Perhaps I am being too optimistic in thinking that my perspective will be of use to you in your efforts to become good physicians. But over the past 20 years, I have had the privilege of observing the professional activities of a staff numbering more than a thousand. The resulting impressions encompass the very best and the very worst of what we can do in the execution of our responsibilities to the sick. These have mingled with my own introspection about the habits and practices that, in my opinion, conduce to success or failure. If after understanding my methodology you are still interested, by all means, read on.

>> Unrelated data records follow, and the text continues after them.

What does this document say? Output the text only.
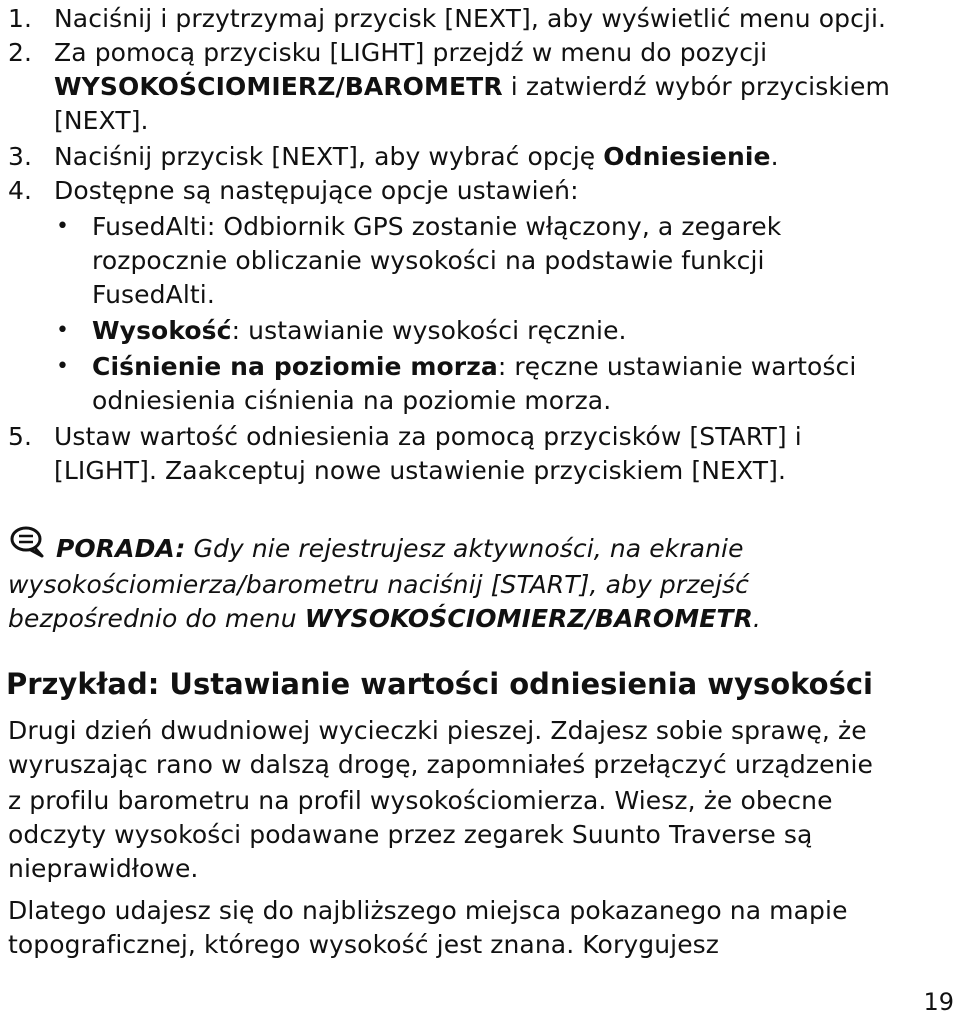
1. Naciśnij i przytrzymaj przycisk [NEXT], aby wyświetlić menu opcji.
2. Za pomocą przycisku [LIGHT] przejdź w menu do pozycji
WYSOKOŚCIOMIERZ/BAROMETR i zatwierdź wybór przyciskiem
[NEXT].
3. Naciśnij przycisk [NEXT], aby wybrać opcję Odniesienie.
4. Dostępne są następujące opcje ustawień:
• FusedAlti: Odbiornik GPS zostanie włączony, a zegarek
rozpocznie obliczanie wysokości na podstawie funkcji
FusedAlti.
• Wysokość: ustawianie wysokości ręcznie.
• Ciśnienie na poziomie morza: ręczne ustawianie wartości
odniesienia ciśnienia na poziomie morza.
5. Ustaw wartość odniesienia za pomocą przycisków [START] i
[LIGHT]. Zaakceptuj nowe ustawienie przyciskiem [NEXT].
PORADA: Gdy nie rejestrujesz aktywności, na ekranie
wysokościomierza/barometru naciśnij [START], aby przejść
bezpośrednio do menu WYSOKOŚCIOMIERZ/BAROMETR.
Przykład: Ustawianie wartości odniesienia wysokości
Drugi dzień dwudniowej wycieczki pieszej. Zdajesz sobie sprawę, że
wyruszając rano w dalszą drogę, zapomniałeś przełączyć urządzenie
z profilu barometru na profil wysokościomierza. Wiesz, że obecne
odczyty wysokości podawane przez zegarek Suunto Traverse są
nieprawidłowe.
Dlatego udajesz się do najbliższego miejsca pokazanego na mapie
topograficznej, którego wysokość jest znana. Korygujesz
19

Let’s begin with Osler, who famously noted:
“He who studies medicine without books sails an uncharted sea, but he who studies medicine without patients does not go to sea at all.”
Since the father of American Medicine wrote those words more than 100 years ago, much has changed (team-based care, an explosive increase in specialization, advanced imaging, the EHR) but much has not. The aphorism references two potential errors, and by inference two important practices for us all. I will take them in reverse order. When he wrote about studying “medicine without patients” he was evoking an image of the trainee spending day and night poring over the great works of Medicine and Surgery as they stood at the end of the 19th century, perhaps by candlelight, but away from the wards and actual contact with patients.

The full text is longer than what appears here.